💾 Archived View for kennedy.gemi.dev › docs › crawling.gmi captured on 2023-03-20 at 17:38:25. Gemini links have been rewritten to link to archived content

-=-=-=-=-=-=-

🔭 Notes on Crawling and Indexing

Home

Kennedy creates its search index by crawling content only within Geminispace. It will not crawl or index other content with other protocols like Gopher or HTTP.

Crawler details

Kennedy crawls Geminispace using the following IP addresses:

IPv4: 64.149.155.184
IPv6: 2600:1700:1731:d0f:8ce4:29f1:a378:af4c

Crawler speed

Kennedy throttles itself and waits 1.5 seconds between making requests to the same IP address. This increases the amount of time it takes to crawl multiple capsules hosted from the same IP address, such as Flounder.online.

Robots.txt Support

Kennedy will respect sites that are using the simplified robots.txt protocol defined for Gemini.

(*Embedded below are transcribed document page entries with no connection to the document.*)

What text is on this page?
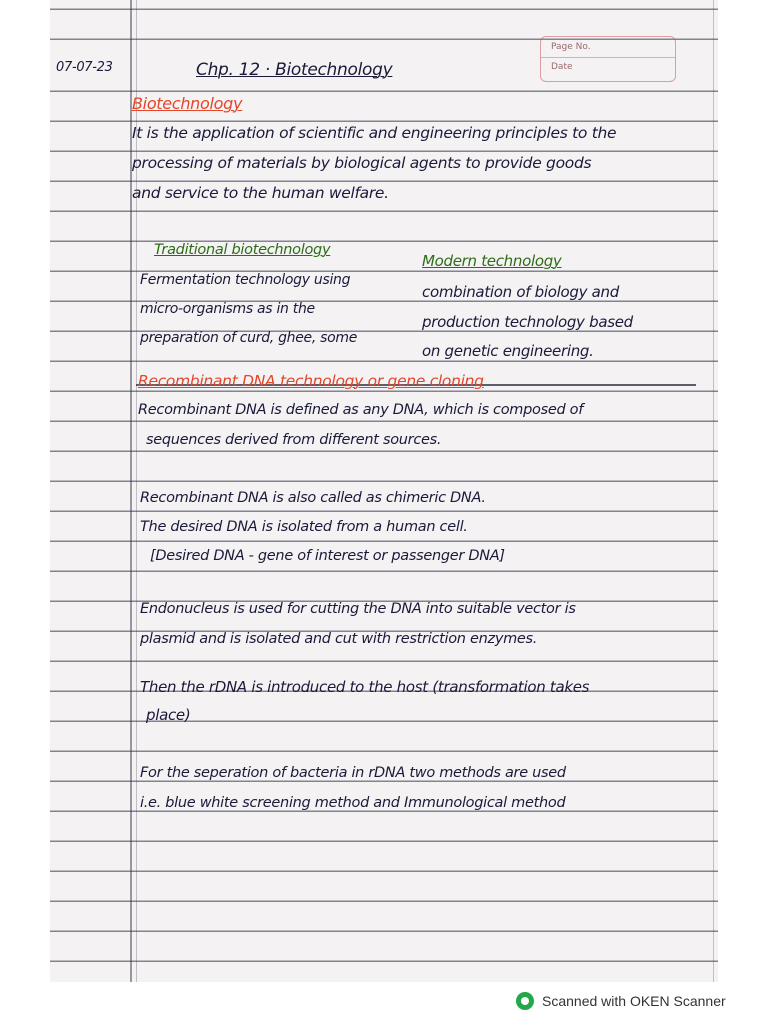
Page No.
Date
07-07-23	Chp. 12 · Biotechnology
Biotechnology
It is the application of scientific and engineering principles to the
processing of materials by biological agents to provide goods
and service to the human welfare.
Traditional biotechnology
Fermentation technology using
micro-organisms as in the
preparation of curd, ghee, some
Modern technology
combination of biology and
production technology based
on genetic engineering.
Recombinant DNA technology or gene cloning
Recombinant DNA is defined as any DNA, which is composed of
sequences derived from different sources.
Recombinant DNA is also called as chimeric DNA.
The desired DNA is isolated from a human cell.
[Desired DNA - gene of interest or passenger DNA]
Endonucleus is used for cutting the DNA into suitable vector is
plasmid and is isolated and cut with restriction enzymes.
Then the rDNA is introduced to the host (transformation takes
place)
For the seperation of bacteria in rDNA two methods are used
i.e. blue white screening method and Immunological method
Scanned with OKEN Scanner
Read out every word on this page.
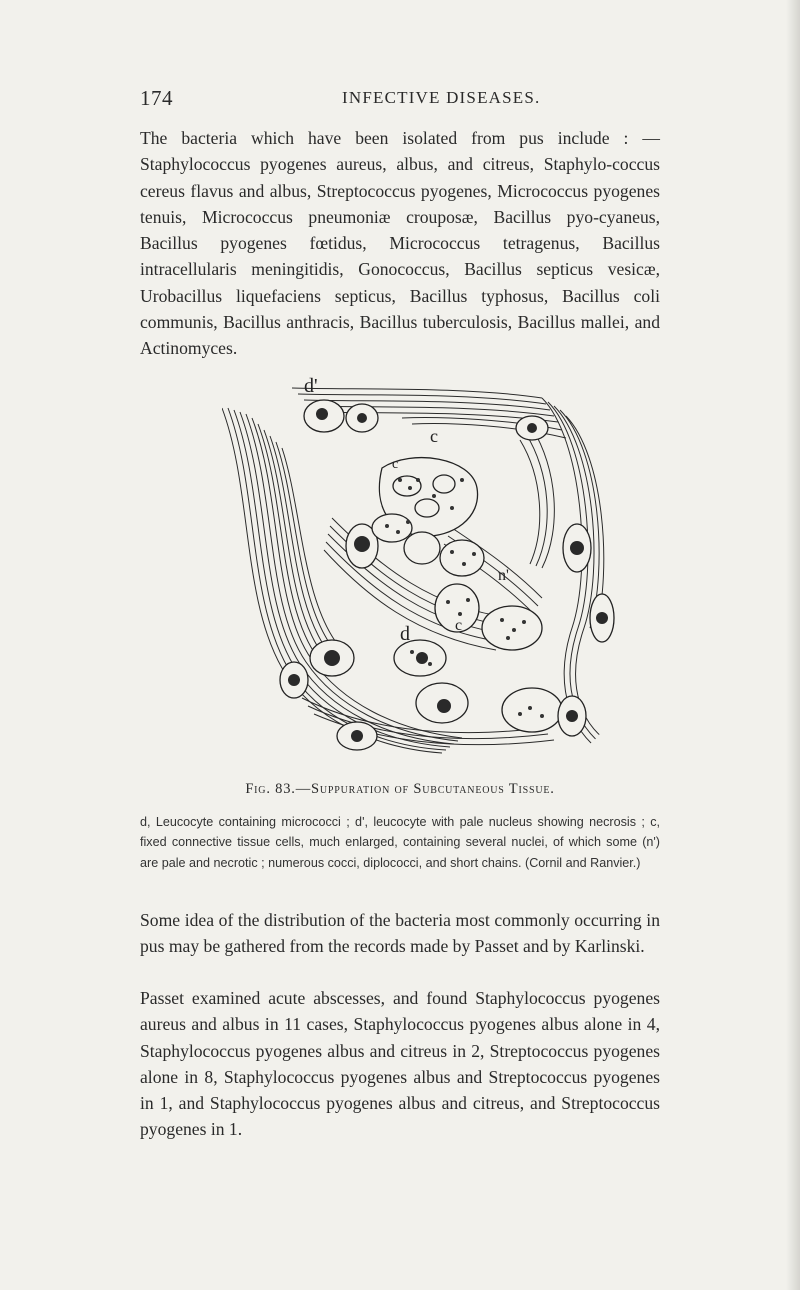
174	INFECTIVE DISEASES.

The bacteria which have been isolated from pus include : — Staphylococcus pyogenes aureus, albus, and citreus, Staphylo-coccus cereus flavus and albus, Streptococcus pyogenes, Micrococcus pyogenes tenuis, Micrococcus pneumoniæ crouposæ, Bacillus pyo-cyaneus, Bacillus pyogenes fœtidus, Micrococcus tetragenus, Bacillus intracellularis meningitidis, Gonococcus, Bacillus septicus vesicæ, Urobacillus liquefaciens septicus, Bacillus typhosus, Bacillus coli communis, Bacillus anthracis, Bacillus tuberculosis, Bacillus mallei, and Actinomyces.

d'
c
c
c
n'
d
Fig. 83.—Suppuration of Subcutaneous Tissue.

d, Leucocyte containing micrococci ; d', leucocyte with pale nucleus showing necrosis ; c, fixed connective tissue cells, much enlarged, containing several nuclei, of which some (n') are pale and necrotic ; numerous cocci, diplococci, and short chains. (Cornil and Ranvier.)

Some idea of the distribution of the bacteria most commonly occurring in pus may be gathered from the records made by Passet and by Karlinski.

Passet examined acute abscesses, and found Staphylococcus pyogenes aureus and albus in 11 cases, Staphylococcus pyogenes albus alone in 4, Staphylococcus pyogenes albus and citreus in 2, Streptococcus pyogenes alone in 8, Staphylococcus pyogenes albus and Streptococcus pyogenes in 1, and Staphylococcus pyogenes albus and citreus, and Streptococcus pyogenes in 1.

Robots.txt subset for Gemini

Specifically, Kennedy will follow the Deny rules defined for the follow user-agents:

*
indexer

Note: There are a number of robots.txt files in Geminispace which use rules outside of the simplified standard above. These include:

Allow Rules
Deny Rules with wildcard characters in the middle
Crawl-Delay directives

Kennedy does not currently respect these rules.

Crawler Limits

Kennedy has the following limits:

Will not download responses larger than 10 MB.
Will not fully download non-text resources such as images. You may notice Kennedy closing its connection to a capsule once it has received the MIME type for the response.
Closes a connection if a URL takes more than 45 seconds to fully respond.